Bharti Airtel’s decision to invite Vodafone Idea to create a fibre joint venture is a welcome move. If formalised, the fiberco will be modelled on their tower JV, Indus Towers, which was founded in 2007 and was a key component of India’s telecom growth story. As in the case of Indus, the firms would demerge their fibre assets and house them in a third, independent company, which will then lease them out.
The move will help both the companies cut costs and reduce the duplication of infrastructure while expanding networks. India’s Number 1 and 3 players, Vodafone Idea and Airtel, have over 400,000 km of fibre assets.
Fibre will form the backbone of next-generation technologies like 5G, which will require 100 per cent site fiberisation. This is a tall target given the current level of site fiberisation in India, at merely 30 per cent. Thus, telcos need to undertake massive fibre roll-outs. However, setting up these networks will involve huge money and time commitment.

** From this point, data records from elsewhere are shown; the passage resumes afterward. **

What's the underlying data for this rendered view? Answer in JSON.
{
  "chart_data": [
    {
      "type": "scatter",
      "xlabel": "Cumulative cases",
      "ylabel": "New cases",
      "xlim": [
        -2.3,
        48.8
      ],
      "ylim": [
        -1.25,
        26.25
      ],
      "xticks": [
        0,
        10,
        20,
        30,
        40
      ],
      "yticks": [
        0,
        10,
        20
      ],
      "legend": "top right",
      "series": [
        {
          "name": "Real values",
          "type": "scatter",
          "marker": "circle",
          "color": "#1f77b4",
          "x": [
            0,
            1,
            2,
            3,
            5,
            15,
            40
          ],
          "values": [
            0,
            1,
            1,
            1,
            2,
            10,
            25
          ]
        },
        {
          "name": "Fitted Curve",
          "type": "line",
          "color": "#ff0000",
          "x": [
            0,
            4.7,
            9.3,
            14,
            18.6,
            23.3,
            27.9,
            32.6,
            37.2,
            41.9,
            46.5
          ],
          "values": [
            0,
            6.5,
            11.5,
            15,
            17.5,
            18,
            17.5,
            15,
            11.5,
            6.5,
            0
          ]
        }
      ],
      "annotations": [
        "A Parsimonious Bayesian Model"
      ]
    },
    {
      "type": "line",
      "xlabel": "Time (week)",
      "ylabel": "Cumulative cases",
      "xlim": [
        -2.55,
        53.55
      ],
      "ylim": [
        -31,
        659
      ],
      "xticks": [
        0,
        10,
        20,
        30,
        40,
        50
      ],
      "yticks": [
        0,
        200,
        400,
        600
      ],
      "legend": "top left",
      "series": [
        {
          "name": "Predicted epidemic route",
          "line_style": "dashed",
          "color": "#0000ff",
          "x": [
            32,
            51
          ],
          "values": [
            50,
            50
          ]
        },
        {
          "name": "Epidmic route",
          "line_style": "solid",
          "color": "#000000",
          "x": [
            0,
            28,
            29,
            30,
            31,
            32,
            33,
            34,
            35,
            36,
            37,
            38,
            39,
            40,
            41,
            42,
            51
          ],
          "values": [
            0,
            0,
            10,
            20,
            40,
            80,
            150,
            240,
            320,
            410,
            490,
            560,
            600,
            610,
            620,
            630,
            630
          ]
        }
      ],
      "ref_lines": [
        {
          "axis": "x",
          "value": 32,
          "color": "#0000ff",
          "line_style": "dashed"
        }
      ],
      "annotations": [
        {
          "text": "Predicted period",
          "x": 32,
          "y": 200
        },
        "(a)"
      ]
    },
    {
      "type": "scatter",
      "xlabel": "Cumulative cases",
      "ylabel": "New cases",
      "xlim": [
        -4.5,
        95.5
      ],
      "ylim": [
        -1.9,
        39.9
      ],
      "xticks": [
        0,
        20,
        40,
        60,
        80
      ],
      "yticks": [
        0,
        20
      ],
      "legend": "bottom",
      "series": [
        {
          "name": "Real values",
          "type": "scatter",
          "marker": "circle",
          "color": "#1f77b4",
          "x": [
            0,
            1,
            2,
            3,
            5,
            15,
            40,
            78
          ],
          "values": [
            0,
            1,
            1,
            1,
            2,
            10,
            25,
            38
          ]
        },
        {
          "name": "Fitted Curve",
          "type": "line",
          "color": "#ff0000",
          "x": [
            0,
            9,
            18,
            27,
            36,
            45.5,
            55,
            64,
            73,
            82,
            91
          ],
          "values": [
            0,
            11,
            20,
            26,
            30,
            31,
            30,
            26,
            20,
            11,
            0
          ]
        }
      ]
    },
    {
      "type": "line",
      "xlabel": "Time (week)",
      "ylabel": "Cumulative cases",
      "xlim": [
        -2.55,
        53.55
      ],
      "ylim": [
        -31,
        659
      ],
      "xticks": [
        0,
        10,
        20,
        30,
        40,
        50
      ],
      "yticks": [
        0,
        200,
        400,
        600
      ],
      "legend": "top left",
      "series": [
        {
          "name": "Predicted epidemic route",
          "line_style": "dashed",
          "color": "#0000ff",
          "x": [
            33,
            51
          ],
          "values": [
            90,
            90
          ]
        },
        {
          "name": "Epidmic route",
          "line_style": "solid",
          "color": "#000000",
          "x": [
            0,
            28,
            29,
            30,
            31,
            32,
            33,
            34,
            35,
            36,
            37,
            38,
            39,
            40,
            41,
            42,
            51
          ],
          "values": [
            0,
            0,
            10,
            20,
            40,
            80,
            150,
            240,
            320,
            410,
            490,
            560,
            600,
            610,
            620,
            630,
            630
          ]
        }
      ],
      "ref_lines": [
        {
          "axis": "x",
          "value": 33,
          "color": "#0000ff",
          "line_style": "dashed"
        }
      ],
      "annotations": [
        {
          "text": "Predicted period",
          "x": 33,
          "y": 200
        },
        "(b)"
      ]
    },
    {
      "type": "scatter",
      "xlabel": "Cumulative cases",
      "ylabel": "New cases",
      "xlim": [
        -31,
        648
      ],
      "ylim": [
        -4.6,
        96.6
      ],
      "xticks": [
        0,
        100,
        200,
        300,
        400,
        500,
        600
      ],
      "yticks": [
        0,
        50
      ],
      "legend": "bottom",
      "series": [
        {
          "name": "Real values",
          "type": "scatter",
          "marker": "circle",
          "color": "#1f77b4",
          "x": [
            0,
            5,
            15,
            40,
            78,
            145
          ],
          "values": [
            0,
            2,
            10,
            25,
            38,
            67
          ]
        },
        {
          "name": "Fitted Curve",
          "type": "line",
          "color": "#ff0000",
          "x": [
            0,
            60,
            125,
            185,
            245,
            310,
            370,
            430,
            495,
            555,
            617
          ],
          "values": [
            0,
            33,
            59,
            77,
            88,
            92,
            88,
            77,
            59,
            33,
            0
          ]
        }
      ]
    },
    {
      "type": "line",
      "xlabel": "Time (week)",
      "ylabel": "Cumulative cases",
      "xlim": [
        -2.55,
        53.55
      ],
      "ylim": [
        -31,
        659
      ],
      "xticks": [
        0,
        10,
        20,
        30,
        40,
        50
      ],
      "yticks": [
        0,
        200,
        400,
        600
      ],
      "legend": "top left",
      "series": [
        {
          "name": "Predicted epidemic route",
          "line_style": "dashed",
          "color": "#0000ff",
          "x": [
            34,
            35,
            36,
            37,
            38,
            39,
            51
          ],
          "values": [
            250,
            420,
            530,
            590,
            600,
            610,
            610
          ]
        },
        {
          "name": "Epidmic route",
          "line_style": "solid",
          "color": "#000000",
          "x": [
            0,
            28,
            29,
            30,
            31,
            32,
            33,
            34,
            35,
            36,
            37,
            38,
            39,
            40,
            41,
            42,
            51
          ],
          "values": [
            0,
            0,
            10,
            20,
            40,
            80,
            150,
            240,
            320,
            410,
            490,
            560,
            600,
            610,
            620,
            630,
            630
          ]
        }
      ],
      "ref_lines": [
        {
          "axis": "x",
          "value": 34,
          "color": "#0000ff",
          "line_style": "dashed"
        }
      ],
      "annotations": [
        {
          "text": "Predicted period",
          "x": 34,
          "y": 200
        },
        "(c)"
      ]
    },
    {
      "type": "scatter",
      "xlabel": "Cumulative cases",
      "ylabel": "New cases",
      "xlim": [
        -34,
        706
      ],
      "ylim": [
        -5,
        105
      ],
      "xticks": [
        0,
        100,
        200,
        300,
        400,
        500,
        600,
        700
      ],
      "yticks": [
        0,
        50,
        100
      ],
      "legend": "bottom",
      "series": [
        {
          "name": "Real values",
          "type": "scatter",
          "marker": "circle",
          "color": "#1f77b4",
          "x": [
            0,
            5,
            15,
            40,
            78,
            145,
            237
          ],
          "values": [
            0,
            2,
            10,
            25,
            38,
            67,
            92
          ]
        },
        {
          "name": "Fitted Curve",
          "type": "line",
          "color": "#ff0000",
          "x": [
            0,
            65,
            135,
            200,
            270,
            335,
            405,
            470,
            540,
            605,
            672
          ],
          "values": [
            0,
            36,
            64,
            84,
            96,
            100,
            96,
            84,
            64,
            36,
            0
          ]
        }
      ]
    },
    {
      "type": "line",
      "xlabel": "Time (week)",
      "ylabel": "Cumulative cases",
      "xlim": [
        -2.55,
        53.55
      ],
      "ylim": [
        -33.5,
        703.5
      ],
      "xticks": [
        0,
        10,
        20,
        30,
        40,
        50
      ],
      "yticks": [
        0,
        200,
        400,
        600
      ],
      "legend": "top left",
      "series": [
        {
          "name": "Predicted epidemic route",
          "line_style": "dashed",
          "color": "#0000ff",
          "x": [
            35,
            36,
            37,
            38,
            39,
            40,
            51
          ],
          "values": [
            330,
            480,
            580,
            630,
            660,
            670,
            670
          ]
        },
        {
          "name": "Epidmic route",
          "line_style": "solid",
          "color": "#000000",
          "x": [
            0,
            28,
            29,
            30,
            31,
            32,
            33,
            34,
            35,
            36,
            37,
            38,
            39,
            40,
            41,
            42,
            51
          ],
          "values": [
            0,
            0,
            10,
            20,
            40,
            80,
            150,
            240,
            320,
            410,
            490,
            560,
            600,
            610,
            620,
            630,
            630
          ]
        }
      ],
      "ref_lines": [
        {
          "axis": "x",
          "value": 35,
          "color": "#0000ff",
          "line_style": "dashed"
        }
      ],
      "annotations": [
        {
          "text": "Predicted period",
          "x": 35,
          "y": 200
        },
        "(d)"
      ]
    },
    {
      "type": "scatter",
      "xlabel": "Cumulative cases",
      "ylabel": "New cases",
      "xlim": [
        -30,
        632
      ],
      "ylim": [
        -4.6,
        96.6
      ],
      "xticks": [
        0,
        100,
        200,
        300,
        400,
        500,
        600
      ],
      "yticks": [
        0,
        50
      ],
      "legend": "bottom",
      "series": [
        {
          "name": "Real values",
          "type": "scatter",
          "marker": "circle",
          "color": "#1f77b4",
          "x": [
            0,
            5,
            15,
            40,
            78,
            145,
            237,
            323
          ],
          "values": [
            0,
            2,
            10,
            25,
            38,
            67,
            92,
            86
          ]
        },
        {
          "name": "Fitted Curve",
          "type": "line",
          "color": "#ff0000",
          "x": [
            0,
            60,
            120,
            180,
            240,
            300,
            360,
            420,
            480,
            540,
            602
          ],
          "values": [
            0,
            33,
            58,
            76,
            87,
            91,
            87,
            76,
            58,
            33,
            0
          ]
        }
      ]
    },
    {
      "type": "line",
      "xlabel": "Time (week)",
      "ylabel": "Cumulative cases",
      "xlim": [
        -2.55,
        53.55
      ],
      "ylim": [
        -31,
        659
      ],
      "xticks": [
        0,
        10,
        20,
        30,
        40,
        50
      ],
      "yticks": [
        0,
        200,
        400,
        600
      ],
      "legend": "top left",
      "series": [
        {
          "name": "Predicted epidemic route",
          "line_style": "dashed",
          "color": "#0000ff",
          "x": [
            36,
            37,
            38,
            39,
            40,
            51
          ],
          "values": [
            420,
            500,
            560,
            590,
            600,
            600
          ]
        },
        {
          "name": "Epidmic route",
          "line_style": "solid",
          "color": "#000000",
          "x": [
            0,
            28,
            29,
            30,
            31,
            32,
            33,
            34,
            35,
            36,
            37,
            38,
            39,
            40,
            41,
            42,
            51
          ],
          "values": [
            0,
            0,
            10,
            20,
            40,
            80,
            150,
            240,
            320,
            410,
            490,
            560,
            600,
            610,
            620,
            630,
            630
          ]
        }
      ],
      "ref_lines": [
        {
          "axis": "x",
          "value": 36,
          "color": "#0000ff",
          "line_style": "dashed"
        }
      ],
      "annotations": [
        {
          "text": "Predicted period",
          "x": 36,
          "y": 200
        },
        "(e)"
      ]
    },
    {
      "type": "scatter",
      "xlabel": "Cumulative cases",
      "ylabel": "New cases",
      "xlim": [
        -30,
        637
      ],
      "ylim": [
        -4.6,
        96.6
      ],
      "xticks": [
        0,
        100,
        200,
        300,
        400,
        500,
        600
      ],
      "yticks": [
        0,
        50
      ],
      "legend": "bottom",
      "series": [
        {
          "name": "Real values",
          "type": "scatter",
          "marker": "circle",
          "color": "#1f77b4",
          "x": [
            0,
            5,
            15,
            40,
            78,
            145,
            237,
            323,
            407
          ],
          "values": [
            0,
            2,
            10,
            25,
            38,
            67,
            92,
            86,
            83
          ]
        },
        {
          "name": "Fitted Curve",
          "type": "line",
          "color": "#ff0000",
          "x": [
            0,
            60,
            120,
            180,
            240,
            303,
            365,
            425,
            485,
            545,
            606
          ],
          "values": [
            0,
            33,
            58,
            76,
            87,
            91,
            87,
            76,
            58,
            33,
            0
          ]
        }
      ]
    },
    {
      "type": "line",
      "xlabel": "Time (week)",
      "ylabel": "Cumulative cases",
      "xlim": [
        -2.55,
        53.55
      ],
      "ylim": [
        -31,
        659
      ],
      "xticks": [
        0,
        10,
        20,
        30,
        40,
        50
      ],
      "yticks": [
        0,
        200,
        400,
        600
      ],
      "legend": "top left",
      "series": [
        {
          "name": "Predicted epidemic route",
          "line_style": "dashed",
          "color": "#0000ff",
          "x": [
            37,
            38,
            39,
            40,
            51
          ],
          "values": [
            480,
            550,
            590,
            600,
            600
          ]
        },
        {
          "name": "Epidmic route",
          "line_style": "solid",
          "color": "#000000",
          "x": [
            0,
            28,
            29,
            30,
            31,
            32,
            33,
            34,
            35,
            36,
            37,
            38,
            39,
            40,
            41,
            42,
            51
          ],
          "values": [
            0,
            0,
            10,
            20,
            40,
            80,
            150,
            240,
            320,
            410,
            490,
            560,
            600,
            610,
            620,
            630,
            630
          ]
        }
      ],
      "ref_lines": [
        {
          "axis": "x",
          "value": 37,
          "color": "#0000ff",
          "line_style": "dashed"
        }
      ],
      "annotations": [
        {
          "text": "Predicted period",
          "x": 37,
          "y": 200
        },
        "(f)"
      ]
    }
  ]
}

Having independent fibrecos makes sense in the Indian context. Price competitiveness is extremely high in this market, which puts immense pressure on telco revenues. In such a scenario, the duplication of capex spending on fibre roll-outs must be avoided. Spinning off fibre assets can make telcos’ balance sheets lighter and also allow operational efficiencies to kick in. Private equity funds are keen to enter the fibre space and are looking at annuity streams from such an investment.
Of course, a scenario in which private telco majors (including Jio) come together to form an “Indus for fibre” will be ideal, but it is too long a shot. For now, it will be interesting to see how Vodafone Idea responds to Airtel’s invitation to coexist and compete.